— Ils auront une armée et forceront les vôtres.
— J’armerai des navires, je ferai des conquêtes, j’acquerrai des colonies, et créerai à mon peuple des consommateurs qui seront bien obligés de manger notre blé et boire notre vin[1].
— Les autres rois en feront autant. Ils vous disputeront vos conquêtes, vos colonies et vos consommateurs. Voilà la guerre partout et le monde en feu.
— J’augmenterai mes impôts, mes douaniers, ma marine et mon armée.
— Les autres vous imiteront.
— Je redoublerai d’efforts.
— Ils feront de même. En attendant, rien ne prouve que vous aurez réussi à beaucoup vendre.

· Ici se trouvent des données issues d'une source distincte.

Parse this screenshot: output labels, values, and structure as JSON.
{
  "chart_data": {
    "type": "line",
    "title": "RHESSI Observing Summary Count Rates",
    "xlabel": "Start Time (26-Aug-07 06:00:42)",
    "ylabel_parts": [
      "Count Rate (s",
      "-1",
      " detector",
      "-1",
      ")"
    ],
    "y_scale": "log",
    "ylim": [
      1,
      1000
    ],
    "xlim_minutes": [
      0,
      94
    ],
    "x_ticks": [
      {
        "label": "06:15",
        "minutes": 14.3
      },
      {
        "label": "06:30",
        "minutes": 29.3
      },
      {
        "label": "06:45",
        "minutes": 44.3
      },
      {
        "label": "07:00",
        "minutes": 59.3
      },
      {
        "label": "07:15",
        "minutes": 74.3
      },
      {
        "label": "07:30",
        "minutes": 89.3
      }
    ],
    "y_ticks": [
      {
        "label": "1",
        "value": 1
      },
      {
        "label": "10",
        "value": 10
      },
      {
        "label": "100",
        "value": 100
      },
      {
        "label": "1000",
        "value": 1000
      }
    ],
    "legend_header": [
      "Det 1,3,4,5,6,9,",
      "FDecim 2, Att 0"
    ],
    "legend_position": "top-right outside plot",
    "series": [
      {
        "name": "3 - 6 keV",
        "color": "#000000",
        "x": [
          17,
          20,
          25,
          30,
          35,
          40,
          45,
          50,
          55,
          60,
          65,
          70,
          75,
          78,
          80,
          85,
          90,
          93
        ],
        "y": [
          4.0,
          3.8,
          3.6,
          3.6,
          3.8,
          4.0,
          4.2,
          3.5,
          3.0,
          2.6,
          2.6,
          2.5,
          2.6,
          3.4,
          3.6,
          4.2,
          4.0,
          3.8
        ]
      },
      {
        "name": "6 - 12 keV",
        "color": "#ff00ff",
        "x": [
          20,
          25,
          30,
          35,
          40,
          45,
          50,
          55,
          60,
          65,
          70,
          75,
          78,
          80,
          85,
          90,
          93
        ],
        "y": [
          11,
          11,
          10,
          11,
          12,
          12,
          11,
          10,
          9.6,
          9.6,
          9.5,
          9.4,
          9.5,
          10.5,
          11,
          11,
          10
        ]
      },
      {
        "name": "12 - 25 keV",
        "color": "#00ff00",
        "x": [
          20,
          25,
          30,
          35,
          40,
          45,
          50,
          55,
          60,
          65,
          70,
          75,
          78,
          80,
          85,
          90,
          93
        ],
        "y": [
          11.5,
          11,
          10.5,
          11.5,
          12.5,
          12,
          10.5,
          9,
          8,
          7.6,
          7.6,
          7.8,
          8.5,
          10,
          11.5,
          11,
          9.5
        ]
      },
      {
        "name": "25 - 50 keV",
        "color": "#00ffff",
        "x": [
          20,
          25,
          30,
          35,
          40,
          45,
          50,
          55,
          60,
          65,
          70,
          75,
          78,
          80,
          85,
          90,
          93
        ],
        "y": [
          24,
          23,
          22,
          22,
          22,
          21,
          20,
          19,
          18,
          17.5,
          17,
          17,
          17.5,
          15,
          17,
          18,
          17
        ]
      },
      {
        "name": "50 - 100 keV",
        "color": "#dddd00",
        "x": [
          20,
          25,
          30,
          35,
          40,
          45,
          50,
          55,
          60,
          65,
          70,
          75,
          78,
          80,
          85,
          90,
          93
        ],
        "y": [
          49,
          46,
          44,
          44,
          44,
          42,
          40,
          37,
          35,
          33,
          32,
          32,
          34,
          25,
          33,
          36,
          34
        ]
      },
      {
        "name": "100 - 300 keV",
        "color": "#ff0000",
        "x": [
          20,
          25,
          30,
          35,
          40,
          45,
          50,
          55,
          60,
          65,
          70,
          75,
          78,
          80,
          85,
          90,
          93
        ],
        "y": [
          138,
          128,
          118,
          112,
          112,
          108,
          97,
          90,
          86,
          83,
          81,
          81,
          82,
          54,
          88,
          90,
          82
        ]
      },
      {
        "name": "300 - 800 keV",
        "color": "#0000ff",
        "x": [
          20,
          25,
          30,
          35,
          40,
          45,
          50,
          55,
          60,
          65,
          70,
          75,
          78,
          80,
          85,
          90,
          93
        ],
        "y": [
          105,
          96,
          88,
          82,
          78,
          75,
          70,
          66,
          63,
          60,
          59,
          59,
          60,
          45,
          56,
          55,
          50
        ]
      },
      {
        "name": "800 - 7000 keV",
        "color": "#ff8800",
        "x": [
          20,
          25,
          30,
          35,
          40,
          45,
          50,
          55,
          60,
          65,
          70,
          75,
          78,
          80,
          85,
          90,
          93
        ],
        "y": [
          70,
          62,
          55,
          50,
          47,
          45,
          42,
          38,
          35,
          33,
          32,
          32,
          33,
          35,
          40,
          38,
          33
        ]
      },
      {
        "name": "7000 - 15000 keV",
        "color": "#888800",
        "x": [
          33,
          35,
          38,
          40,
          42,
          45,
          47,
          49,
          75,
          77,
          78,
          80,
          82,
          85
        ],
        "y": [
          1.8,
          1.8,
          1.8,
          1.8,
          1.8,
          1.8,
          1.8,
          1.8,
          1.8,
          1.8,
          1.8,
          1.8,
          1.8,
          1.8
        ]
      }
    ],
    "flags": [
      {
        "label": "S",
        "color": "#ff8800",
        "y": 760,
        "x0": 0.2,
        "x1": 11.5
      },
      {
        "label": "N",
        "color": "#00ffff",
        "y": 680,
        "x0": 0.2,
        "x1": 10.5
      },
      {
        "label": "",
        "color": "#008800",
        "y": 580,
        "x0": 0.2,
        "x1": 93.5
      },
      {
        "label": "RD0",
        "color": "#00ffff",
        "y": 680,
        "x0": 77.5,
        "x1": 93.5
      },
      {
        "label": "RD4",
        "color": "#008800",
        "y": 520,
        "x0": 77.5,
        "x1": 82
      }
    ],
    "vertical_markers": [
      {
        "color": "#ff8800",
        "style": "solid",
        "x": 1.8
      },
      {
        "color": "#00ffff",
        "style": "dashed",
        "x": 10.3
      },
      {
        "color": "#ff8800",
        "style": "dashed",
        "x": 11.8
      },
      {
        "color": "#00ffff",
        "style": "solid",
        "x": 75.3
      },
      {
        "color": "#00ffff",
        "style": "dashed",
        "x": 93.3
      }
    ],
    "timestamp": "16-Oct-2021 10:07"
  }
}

— Il n’est que trop vrai. Bienheureux si les efforts commerciaux se neutralisent.
— Ainsi que les efforts militaires. Et dites-moi, ces douaniers, ces soldats, ces vaisseaux, ces contributions écrasantes, cette tension perpétuelle vers un résultat impossible, cet état permanent de guerre ouverte ou secrète avec le monde entier, ne sont-ils pas la conséquence logique, nécessaire de ce que le législateur s’est coiffé de cette idée (qui n’est, vous en êtes convenu, à l’usage d’aucun homme agissant pour lui-même) : « La richesse, c’est le numéraire ; accroître le numéraire, c’est accroître la richesse ? »
— J’en conviens. Ou l’axiome est vrai, et alors le législateur doit agir dans le sens que j’ai dit, bien que ce soit la guerre universelle. Ou il est faux et, en ce cas, c’est pour se ruiner que les hommes se déchirent.
— Et souvenez-vous qu’avant d’être roi, ce même axiome vous avait conduit par la logique à ces maximes : « Ce que
- ↑ Voy., au tome II, l’introduction de Cobden et la Ligue. (Note de l’éditeur.)